Many animals respond to an elevated predator presence by increasing their group size. After all, there’s power in numbers, and it can help ensure survival. On the other hand, this logic doesn’t seem to apply to giraffes.
Image Credit: Zoe Muller/University of Bristol
Upon taking a closer look at giraffe populations in Kenya, University of Bristol researchers say they couldn't discern any noticeable differences in regions with more predators. The findings are published in the Journal of Zoology.
"This is surprising, and highlights how little we know about even the most basic aspects of giraffe behavior," said study lead author Zoe Muller from the School of Biological Sciences.
"This research adds another important piece to the puzzle of understanding how giraffes live in the wild."
Giraffe populations have declined substantially in recent years; enough that the International Union for Conservation of Nature (IUCN) recognizes the species as ‘Vulnerable.’ Unfortunately, it seems that animal experts don’t understand the animals as well as initially thought, and this comes with implications for conservation efforts.
"Giraffes are a threatened species, suffering ongoing decline across Africa, and this research highlights how they are actually an incredibly misunderstood species," Muller continued.
"We can only manage and conserve giraffe populations effectively if we properly understand their behavior and ecology, which we are only just beginning to do."
One potential reason why researchers have just now uncovered this element of giraffe behavior is that giraffes aren’t studied as frequently as many other animals endemic to Africa.

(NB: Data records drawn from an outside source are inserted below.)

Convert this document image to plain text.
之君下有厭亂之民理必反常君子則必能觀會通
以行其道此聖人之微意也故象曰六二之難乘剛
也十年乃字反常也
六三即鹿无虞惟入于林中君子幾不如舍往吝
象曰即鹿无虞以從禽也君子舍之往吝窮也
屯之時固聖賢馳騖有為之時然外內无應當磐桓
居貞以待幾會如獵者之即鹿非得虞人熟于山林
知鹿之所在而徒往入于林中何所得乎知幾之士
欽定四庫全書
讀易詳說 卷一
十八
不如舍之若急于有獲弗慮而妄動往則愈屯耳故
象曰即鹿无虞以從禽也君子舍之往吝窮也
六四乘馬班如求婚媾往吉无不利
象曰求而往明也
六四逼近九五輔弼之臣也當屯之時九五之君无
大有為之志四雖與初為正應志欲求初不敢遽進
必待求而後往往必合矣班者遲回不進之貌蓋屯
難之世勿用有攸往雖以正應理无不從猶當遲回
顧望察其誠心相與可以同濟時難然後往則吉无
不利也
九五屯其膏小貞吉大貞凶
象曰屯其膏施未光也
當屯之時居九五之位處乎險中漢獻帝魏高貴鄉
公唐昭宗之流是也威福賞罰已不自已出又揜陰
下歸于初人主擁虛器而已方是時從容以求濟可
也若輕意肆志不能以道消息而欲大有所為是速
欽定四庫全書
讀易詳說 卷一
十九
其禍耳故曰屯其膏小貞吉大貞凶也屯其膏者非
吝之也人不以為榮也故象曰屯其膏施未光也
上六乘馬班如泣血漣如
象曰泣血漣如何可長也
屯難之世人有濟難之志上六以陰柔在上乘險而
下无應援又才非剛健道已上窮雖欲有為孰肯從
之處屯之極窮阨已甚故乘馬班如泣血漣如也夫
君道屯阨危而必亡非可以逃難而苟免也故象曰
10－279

Consequently, the animals are experiencing significant changes in the wild, and it’s taking animal experts by surprise.
“Their recent listing as ‘Vulnerable’ on the IUCN red list is a valuable step towards recognizing their potential to become extinct, and more research is sorely needed to understand the threats and challenges they face in the wild,” Muller concluded.
Armed with this knowledge, animal researchers can push forward with additional relevant research. With a little luck, the results of such studies could help conservationists discern ways of preventing such steep giraffe declines throughout Africa.
It should be intriguing to see what else we might find out about giraffes as the studies take place. But only time will tell.